Rule 11. Signing of Pleadings, Motions, and Other Papers; Representations to Court; Sanctions
1936 Federal Rules of Civil Procedure and
Rule 8 (generous in allowing complaint without much detail) were a response to perceived over-strict classification rules of pre-existing pleading regime.
- Pleading had become too technical, reserved to insiders.
- Rule 8 replaced it with easy-to-satisfy requirement ("short and plain statement that pleader is entitled to legal relief").
Current form of
Rule 11 has origins in 1980s (1983) as a response to
Rule 8's generosity:
- It was thought that too many abusive/frivolous suits had emerged.
- Plus a perception of too much vexatious legislation.
- But original Rule 11 created its own (new) problems.
Thus, Rule 11 amended again in 1990s to refine the balance:
- "Safe-harbor" provision: violators have 21 days to cure violation once informed by victimized party without sanctions.
- Shift in focus away from compensation to victim of impermissible action to instead a focus on deterring future Rule 11 violations.
- Due to Rule 11's previous promise of attorney’s fees, Rule 11 litigation became too much a part of the process, used too much to try to get attorney’s fees out of losing parties generally.
- Sometimes swamped primary litigation.
- Thus new Rule 11 deters filings under the Rule filings.
- Has it gone too far? Too much of a deterrence?

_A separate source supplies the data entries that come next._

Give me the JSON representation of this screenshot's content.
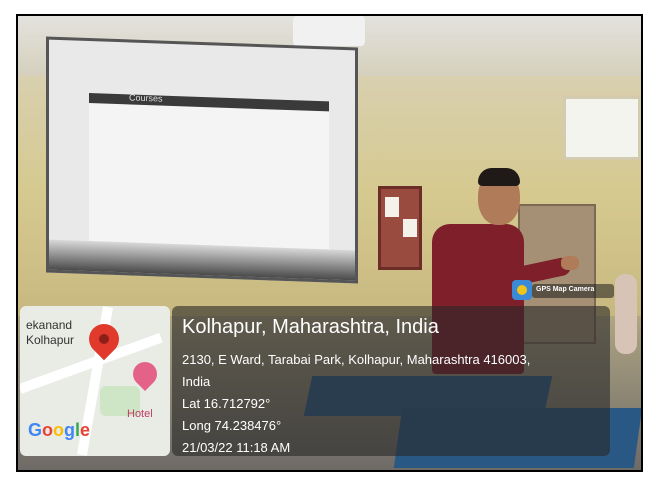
{
  "overlay": {
    "app_badge": "GPS Map Camera",
    "map": {
      "place_text": "ekanand\nKolhapur",
      "poi_label": "Hotel",
      "map_provider": "Google"
    },
    "location": {
      "title": "Kolhapur, Maharashtra, India",
      "address_line1": "2130, E Ward, Tarabai Park, Kolhapur, Maharashtra 416003,",
      "address_line2": "India",
      "latitude": "Lat 16.712792°",
      "longitude": "Long 74.238476°",
      "timestamp": "21/03/22 11:18 AM"
    }
  },
  "projected_screen": {
    "heading": "Courses"
  },
  "colors": {
    "shirt": "#7e1f2a",
    "desk": "#2d5d8b",
    "pin": "#e13a2d",
    "hotel_pin": "#e4628a"
  }
}
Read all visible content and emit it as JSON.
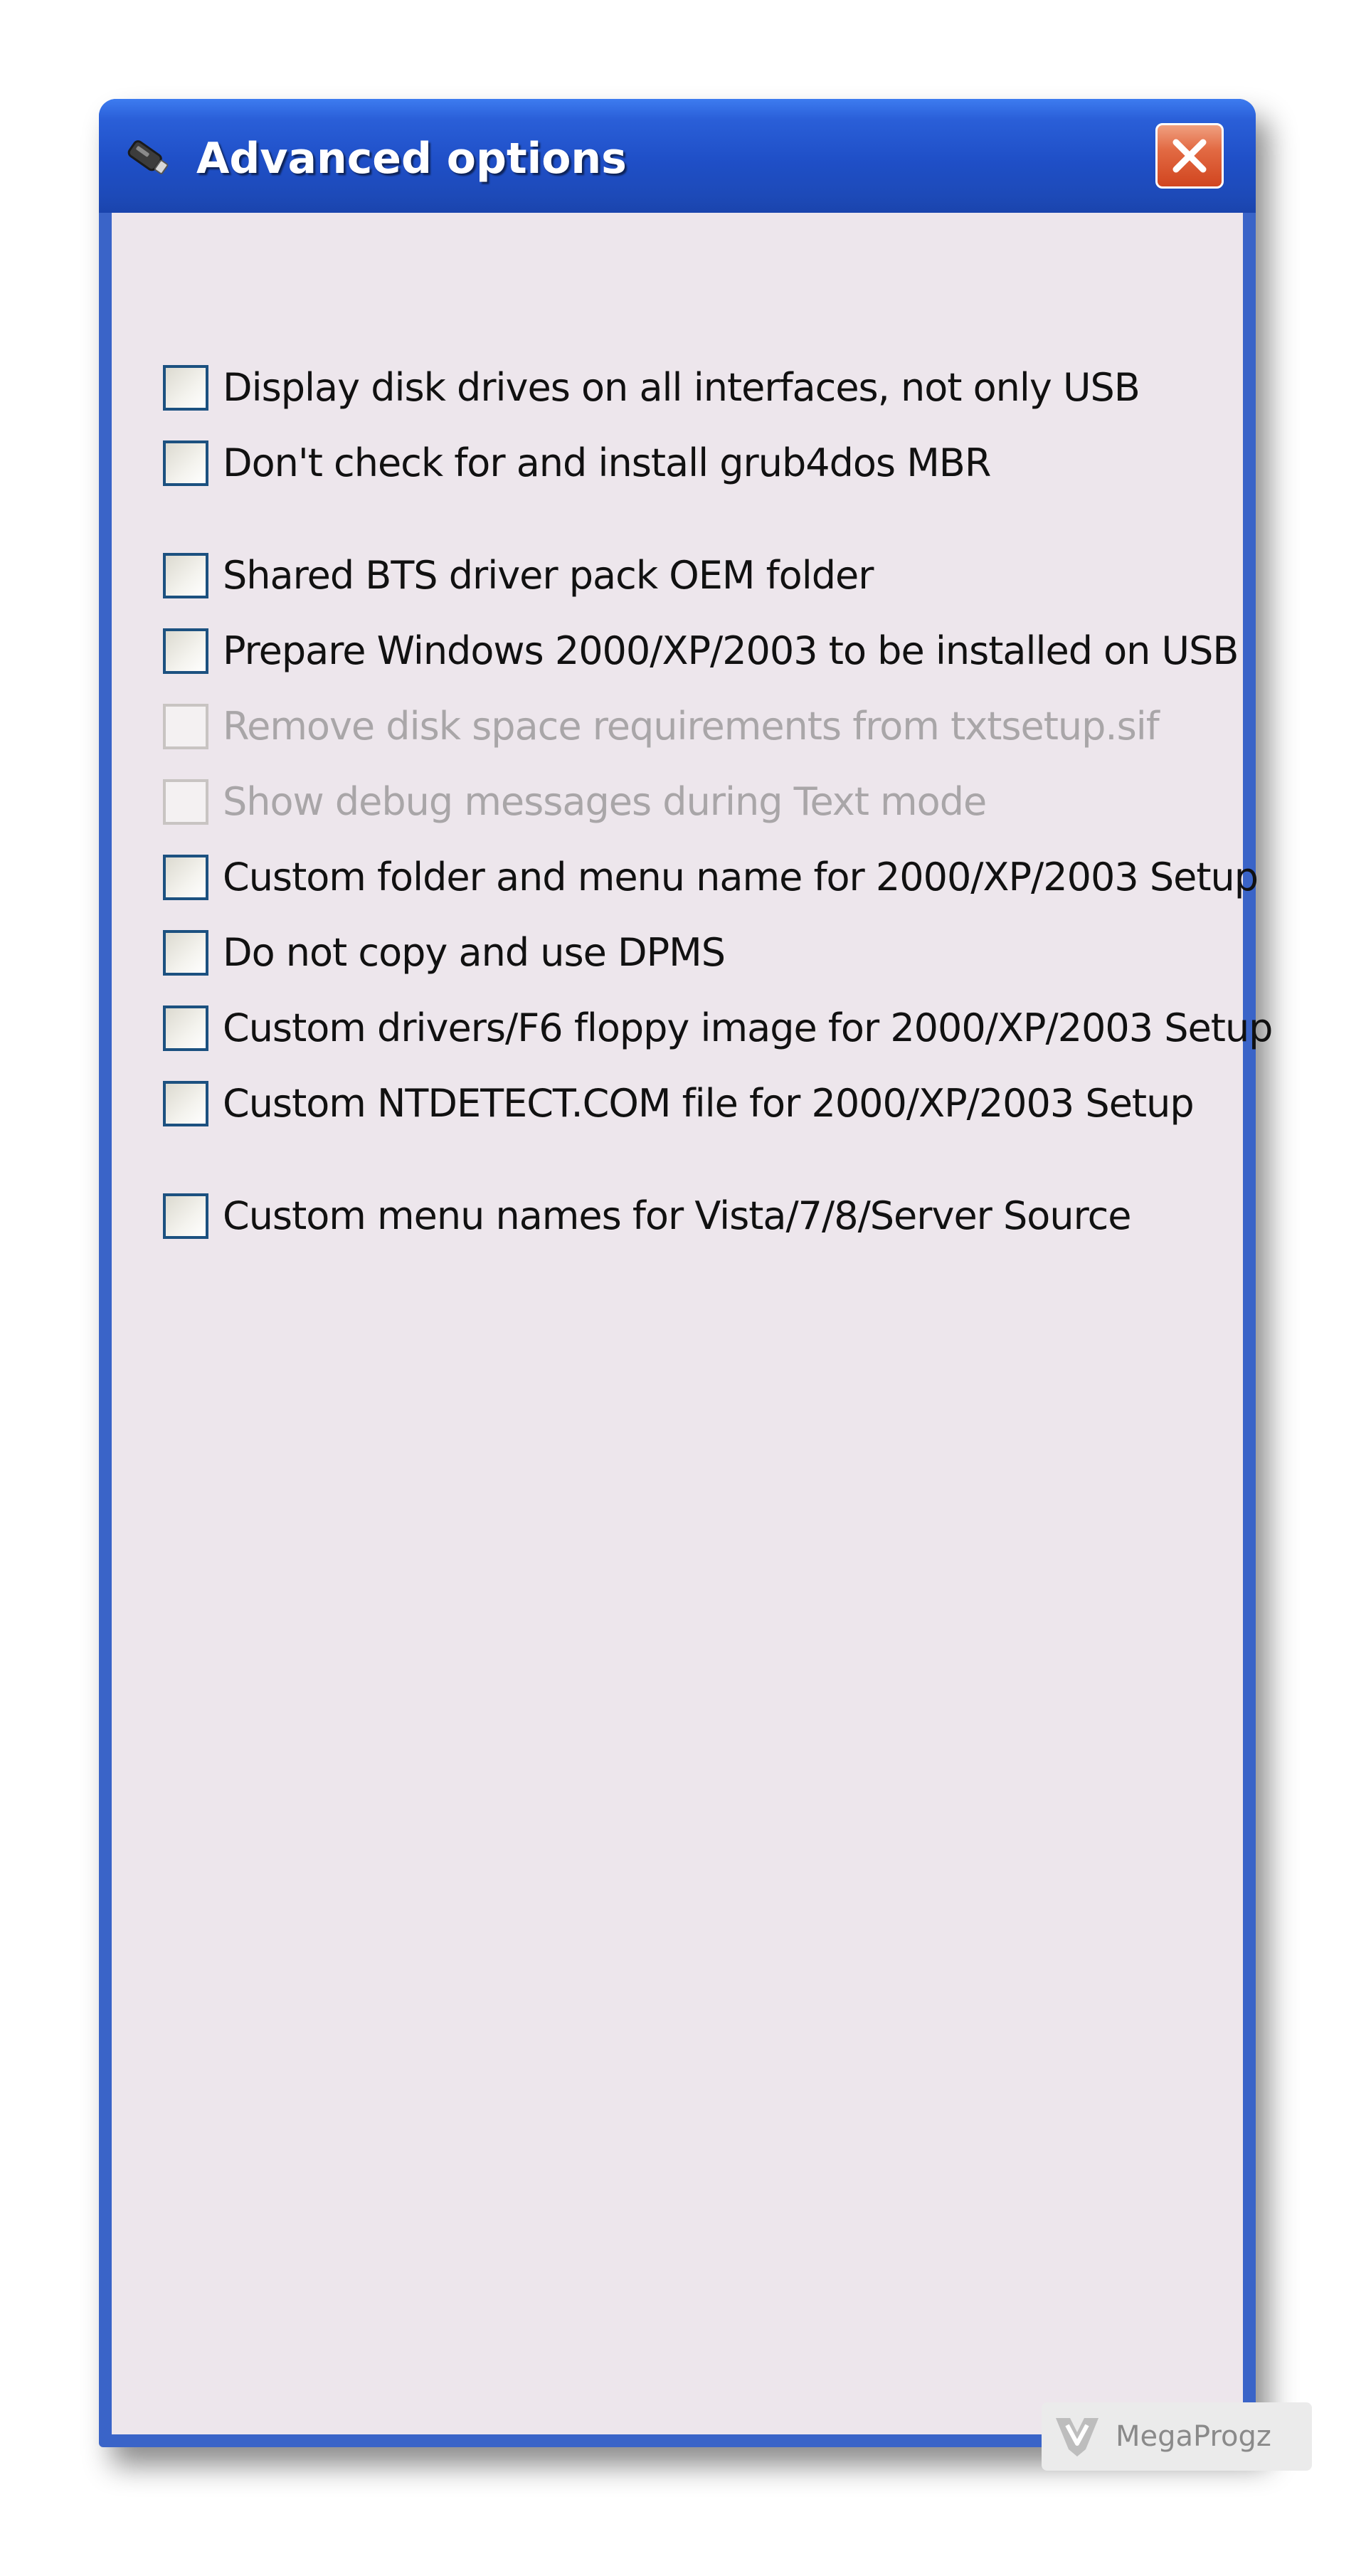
{
  "window": {
    "title": "Advanced options",
    "icon": "usb-drive-icon",
    "close_icon": "close-icon"
  },
  "options": [
    {
      "label": "Display disk drives on all interfaces, not only USB",
      "checked": false,
      "enabled": true
    },
    {
      "label": "Don't check for and install grub4dos MBR",
      "checked": false,
      "enabled": true
    },
    {
      "label": "Shared BTS driver pack OEM folder",
      "checked": false,
      "enabled": true
    },
    {
      "label": "Prepare Windows 2000/XP/2003 to be installed on USB",
      "checked": false,
      "enabled": true
    },
    {
      "label": "Remove disk space requirements from txtsetup.sif",
      "checked": false,
      "enabled": false
    },
    {
      "label": "Show debug messages during Text mode",
      "checked": false,
      "enabled": false
    },
    {
      "label": "Custom folder and menu name for 2000/XP/2003 Setup",
      "checked": false,
      "enabled": true
    },
    {
      "label": "Do not copy and use DPMS",
      "checked": false,
      "enabled": true
    },
    {
      "label": "Custom drivers/F6 floppy image for 2000/XP/2003 Setup",
      "checked": false,
      "enabled": true
    },
    {
      "label": "Custom NTDETECT.COM file for 2000/XP/2003 Setup",
      "checked": false,
      "enabled": true
    },
    {
      "label": "Custom menu names for Vista/7/8/Server Source",
      "checked": false,
      "enabled": true
    }
  ],
  "watermark": {
    "text": "MegaProgz",
    "icon": "megaprogz-logo-icon"
  },
  "colors": {
    "titlebar": "#1f4fc7",
    "client_background": "#ede6ec",
    "close_button": "#d1451f",
    "checkbox_border": "#1c5180",
    "disabled_text": "#a9a6a8"
  }
}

Rule 11 is unusual because it speaks to professional responsibilities:
- Substantive prohibitions track and echo admonitions that already existed in canons of existing ethics rules ("professional responsibility").
- Rule 11(b) prohibits a variety poor and unethical lawyering (Suppl. p. 31, note ambiguities in language, etc.):
- Only filings to court trigger Rule 11, although oral statements can affect liability after first filing. (Yeazell, Note 1a, p. 355.)
- Groundless interrogatory—no, inapplicable to discovery. Instead see sanctions under Rule 26(g). (Yeazell, Note 1bl Suppl. p. 75.)
- Note: Courts can always intervene with sanctions, even without rules. See Yeazell, top of p. 363, including 28 U.S.C. § 1927 ("Counsel's liability for excessive costs"), although each one has own grounds, etc.
- Frivolous paper not only premise of Rule 11 violations (See Yeazell, note 3, top of 356).
- Failure to file amended answer not a violation.
- Re-asserting in oral arguments is a violation, due to later advocacy in pleading. (Question: what happens in discovery?)
- If client’s story is false and demonstrably so, is this a Rule 11 violation? (Yeazell, Note 2a)
- Was "inquiry reasonable under the circumstances"?
- Reasonableness is a contextual inquiry.
- Did client violate Rule 11?
- Textually Rule 11 doesn’t seem to impose obligations on represented parties.
- But see 11(c): parties "who are responsible for the violation."
- Less clear what happens if attorney is "reasonable," but client is not.
- Probably not then a violation by client.